Embarking into the Unknown
Faces of those who are lost stare ahead, each with their own tale and own terrors;
Stories of the past, present, and future; held within tears on silk cheeks.
Quiet determination fills sullen hearts, fear laces through veins—
Will asylum be given as promised? Or are these lives another batch to be caged?
Scores of people stand here, taking the hands of their neighbours while trying to ignore the blood aside.
A mother, a child, a veteran, a victim, a politician, a felon, a worker—
Does any of that matter?
Dow we all not plead equality and second chances, even for the damned?
Are we not all human, regardless of origin, race, or experiences?
Do we all not bleed when shot, cry when lost, die when hung?
See this woman here? Well into her age with two children trailing close behind?
She had lived in abuse, been raped and beat; she is disallowed to even speak.
She clings to her religion, as it is her only salvation,
Yet you judge her for the hijab she wears to protect her own self?
You judge the ceremonial robes she must wear, is beat if she does not?
You dare take outward appearance as gospel?
Or, do you see this child? Painfully skinny and short from malnutrition?
He works, everyday, until he drops dead of exhaustion and is abandoned in the factory.
Why? It’s to send money back home to his family, all dying of cholera.
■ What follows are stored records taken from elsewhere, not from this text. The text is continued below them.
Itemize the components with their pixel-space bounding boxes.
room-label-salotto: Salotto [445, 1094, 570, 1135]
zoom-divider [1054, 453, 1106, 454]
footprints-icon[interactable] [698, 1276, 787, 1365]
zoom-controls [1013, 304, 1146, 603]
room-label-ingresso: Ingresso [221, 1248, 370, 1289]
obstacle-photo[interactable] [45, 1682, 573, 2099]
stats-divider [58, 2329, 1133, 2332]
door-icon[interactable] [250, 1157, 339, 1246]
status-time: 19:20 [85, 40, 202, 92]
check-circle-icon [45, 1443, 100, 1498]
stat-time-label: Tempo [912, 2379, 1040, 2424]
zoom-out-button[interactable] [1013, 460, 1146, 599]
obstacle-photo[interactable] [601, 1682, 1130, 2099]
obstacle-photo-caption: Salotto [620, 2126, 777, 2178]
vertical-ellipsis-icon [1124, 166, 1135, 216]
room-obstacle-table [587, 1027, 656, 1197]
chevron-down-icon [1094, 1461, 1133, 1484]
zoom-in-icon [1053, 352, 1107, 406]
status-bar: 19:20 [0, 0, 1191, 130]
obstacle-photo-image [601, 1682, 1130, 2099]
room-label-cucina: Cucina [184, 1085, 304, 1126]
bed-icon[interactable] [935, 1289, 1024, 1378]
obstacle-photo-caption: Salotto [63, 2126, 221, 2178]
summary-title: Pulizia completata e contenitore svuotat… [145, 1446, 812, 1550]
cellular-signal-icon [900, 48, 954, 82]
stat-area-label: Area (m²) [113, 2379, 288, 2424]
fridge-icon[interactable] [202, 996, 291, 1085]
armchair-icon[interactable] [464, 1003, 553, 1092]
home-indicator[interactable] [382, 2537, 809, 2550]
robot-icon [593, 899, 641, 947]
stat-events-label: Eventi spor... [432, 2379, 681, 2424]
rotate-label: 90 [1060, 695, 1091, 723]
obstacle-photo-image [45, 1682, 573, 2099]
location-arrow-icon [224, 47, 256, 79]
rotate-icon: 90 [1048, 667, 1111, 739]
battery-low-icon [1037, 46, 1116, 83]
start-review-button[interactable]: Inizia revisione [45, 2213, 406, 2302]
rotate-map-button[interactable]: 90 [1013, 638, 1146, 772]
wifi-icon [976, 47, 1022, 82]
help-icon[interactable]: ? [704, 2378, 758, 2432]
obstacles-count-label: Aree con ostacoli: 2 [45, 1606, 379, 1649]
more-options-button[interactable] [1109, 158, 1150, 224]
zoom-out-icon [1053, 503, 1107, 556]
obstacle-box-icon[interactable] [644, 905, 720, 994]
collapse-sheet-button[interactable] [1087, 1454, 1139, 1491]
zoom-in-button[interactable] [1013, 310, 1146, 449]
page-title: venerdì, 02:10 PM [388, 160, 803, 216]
His sister, only eight, is already dead, but he knows not.
His family is too weak to make the journey to freedom, or they are simply too scared of succeeding— to finally make it to the border to be killed at the gates?
So many people making the journey to the unknown;
Wondering if they will make it to a safe haven or die along the way,
Wondering if they actually manage, will they be sent back to die?
Will they be kept in cages like animals, separated from those they love?
But still, they come, embarking into the unknown that has been lined with red;
Some want a better life, for some it is either this or death, for some there is no choice.
And for most? The unknown future is better than the bloodied past.